放任文钦含了他一会儿,他又感到不足了,于是带着恼意吮吸那根湿软的舌头,听到文钦发颤的呻吟,比刚才演独角戏时自然了不少,更像是被撩拨到极限而产生的生理反射。

车里只剩他们交换唾液的啧啧声响,暧昧得让文渠远没脸听,怀里林文钦的面颊也越来越热。

“叔叔……”林文钦情不自禁地哼叫起来,有些急促,双手搂紧了文渠远的肩背,攥得西装都皱到快变形,“文叔叔,好爱你、好爱你……”

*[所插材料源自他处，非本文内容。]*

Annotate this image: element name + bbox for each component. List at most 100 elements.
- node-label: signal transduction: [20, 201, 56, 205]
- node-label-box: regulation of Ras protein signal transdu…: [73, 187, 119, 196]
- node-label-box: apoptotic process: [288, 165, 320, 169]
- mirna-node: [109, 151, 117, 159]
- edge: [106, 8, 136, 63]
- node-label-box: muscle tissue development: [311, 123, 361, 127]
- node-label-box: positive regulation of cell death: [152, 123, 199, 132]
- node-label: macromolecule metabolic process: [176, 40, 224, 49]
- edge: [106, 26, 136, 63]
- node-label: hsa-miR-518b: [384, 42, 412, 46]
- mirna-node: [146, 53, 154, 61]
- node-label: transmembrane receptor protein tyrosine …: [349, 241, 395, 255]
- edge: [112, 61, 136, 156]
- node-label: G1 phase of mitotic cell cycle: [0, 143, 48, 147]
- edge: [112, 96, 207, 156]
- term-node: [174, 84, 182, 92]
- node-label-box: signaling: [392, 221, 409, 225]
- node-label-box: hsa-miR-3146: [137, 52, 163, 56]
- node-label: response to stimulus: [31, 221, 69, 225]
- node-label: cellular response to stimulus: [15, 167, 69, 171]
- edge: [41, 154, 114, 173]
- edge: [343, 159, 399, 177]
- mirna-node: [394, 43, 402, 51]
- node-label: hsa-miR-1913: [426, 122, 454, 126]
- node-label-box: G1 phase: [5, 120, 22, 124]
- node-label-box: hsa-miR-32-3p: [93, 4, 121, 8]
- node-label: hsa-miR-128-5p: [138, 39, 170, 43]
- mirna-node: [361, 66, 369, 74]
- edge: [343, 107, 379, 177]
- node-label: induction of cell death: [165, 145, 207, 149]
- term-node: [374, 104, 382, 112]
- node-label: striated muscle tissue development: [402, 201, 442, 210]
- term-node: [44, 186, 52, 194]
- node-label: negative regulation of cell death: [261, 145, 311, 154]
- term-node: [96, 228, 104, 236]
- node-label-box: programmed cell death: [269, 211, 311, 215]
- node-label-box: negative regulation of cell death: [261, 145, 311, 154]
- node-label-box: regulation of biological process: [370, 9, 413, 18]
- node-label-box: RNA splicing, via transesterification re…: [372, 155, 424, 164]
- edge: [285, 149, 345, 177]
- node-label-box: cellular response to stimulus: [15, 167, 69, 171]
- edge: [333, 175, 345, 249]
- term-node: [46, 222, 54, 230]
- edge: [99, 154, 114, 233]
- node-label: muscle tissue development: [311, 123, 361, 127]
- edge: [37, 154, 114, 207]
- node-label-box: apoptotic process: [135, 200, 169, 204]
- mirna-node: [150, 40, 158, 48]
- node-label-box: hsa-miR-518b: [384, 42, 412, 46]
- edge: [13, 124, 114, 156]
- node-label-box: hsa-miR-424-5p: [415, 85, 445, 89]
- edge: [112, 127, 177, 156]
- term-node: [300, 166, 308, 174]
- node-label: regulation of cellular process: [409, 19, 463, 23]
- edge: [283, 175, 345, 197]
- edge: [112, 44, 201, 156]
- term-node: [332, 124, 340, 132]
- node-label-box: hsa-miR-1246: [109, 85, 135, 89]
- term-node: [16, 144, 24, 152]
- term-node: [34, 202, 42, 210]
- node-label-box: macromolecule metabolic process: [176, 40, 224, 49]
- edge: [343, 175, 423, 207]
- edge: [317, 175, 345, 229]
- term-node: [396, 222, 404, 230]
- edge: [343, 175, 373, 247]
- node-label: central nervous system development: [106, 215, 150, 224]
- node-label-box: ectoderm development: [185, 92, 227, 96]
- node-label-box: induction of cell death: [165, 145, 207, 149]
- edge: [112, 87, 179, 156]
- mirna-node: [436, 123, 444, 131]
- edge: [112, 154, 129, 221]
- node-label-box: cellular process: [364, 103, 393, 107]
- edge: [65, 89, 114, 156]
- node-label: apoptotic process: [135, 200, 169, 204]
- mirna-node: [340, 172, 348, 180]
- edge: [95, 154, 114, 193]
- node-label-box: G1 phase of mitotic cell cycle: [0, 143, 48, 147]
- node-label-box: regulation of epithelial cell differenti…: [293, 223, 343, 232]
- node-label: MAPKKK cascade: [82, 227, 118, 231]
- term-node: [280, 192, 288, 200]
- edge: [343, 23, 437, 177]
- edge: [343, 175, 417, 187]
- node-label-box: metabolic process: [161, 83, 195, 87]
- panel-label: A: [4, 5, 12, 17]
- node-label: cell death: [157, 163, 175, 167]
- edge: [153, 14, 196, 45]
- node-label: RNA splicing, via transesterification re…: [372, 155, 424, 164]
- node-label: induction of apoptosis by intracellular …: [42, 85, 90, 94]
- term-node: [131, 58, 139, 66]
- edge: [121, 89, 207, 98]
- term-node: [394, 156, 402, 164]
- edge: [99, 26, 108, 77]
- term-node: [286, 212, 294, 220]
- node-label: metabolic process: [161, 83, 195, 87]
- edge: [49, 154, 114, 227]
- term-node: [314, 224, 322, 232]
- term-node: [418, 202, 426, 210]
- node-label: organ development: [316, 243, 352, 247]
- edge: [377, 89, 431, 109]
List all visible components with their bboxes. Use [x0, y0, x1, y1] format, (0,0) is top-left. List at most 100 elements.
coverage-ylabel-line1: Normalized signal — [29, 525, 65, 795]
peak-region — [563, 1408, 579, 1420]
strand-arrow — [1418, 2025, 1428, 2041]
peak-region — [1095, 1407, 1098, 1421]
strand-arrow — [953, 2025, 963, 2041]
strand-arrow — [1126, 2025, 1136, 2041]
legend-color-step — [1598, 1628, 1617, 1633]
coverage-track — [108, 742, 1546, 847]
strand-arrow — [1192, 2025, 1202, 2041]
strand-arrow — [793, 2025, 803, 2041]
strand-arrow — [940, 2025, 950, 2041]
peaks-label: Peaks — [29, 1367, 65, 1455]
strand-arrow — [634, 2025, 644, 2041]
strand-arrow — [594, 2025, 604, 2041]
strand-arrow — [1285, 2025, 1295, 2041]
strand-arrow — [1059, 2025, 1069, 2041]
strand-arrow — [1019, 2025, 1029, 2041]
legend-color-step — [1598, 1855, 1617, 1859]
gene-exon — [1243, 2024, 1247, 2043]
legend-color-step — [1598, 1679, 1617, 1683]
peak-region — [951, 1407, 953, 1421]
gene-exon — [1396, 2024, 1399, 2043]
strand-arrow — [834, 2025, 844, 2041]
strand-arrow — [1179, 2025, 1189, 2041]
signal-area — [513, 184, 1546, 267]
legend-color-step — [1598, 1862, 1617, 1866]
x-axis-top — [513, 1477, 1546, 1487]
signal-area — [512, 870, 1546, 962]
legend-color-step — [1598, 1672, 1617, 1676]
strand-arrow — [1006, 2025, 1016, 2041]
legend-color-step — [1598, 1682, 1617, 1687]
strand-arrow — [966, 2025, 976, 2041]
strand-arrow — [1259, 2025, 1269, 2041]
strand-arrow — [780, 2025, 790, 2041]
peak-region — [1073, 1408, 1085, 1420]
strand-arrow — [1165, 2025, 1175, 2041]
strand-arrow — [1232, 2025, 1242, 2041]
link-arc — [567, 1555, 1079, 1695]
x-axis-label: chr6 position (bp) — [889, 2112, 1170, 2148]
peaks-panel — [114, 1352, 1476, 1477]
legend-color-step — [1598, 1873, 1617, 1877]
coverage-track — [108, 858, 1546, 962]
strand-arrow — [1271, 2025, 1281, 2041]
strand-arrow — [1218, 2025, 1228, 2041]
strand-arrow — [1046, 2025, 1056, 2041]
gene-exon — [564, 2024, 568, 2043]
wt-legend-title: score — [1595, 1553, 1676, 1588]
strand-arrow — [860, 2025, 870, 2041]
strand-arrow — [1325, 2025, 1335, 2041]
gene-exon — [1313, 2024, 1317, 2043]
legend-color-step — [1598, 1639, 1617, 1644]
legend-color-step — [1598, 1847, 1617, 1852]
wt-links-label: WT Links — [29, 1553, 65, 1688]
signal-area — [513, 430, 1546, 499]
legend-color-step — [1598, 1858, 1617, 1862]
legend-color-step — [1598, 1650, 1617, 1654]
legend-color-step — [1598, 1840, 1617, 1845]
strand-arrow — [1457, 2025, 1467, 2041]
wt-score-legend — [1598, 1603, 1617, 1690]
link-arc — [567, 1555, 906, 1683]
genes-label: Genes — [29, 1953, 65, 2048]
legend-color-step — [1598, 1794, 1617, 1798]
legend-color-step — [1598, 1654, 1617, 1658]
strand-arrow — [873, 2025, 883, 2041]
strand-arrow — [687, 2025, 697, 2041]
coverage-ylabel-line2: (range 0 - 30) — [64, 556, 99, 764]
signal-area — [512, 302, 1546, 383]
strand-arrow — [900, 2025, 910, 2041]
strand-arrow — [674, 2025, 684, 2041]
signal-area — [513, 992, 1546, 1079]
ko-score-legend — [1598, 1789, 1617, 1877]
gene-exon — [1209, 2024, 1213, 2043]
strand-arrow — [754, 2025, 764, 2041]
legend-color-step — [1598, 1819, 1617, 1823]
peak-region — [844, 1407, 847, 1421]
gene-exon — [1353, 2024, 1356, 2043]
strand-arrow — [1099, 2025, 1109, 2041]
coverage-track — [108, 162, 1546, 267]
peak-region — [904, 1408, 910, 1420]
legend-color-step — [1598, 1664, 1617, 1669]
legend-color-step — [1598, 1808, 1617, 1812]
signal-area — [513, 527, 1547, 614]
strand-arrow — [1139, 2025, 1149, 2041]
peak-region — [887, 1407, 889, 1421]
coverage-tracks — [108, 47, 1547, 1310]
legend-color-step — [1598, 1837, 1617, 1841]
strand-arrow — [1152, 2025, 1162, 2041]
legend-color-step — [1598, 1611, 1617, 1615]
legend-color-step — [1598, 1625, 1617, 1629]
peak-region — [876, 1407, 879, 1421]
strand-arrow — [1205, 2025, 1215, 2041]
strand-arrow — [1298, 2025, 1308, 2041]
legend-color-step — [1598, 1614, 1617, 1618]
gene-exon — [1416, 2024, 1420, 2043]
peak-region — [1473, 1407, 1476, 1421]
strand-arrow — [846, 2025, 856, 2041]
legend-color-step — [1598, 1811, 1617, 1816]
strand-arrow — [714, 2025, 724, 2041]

情动与懵然之中的细小夹缝里,突然钻出这样一道疑问:这样就算爱吗?

坦白来说,文渠远不认为自己懂得爱,也许年轻时曾经了解心动的感觉,但仅停留在“喜欢”的层面,是心灵尚且青涩时才会有的悸动和好奇。十几年过去,他从青年进入中年,独来独往已久,早就不去关心心灵的事情。以前那几段所谓的情缘,过去了几乎什么都没留下,更没人凭空出现在他单调的生活里,让他体验荷尔蒙催发的、肌体和精神同时迸发的活力。

连这些基本步骤都没有的话,何谈更深刻的“爱”字?

残存的理智维持他潦草的思索,他继而想到自己对林文钦的情感也不足以称爱。

——他喜欢这个孩子,这毋庸置疑。文钦懂事、聪明、茁壮且健康,是个非常讨长辈喜爱的好孩子。面对文钦,他总是忍不住放下坚硬的护盾,越来越习惯于散发出善意和爱护。作为长辈,他的感情没有错处。

可在爱情层面呢?他不觉得自己真正对这个孩子萌生了爱恋之情。也正因他是长辈,他才无法毫无障碍地放纵本能的关爱演变成肉欲或情爱。

尽管他已经在文钦的细碎呻吟中勃起。

文钦还在亲吻的间隙中呢喃啜泣,像个发条拧过了劲的有声玩偶。文渠远的神思在不断涌动的欲望浪波里浮浮沉沉,不知道自己该不该继续回应这份稚嫩的爱。

于是他犹豫着抬起手,想要揪住林文钦的衣领,像撕双面胶的纸面那样把人从身上撕下来。然而这家伙搂在他肩上的手扣得死紧,一副要寄生于他的架势,他都快分不清这是依恋的表现还是发癔症。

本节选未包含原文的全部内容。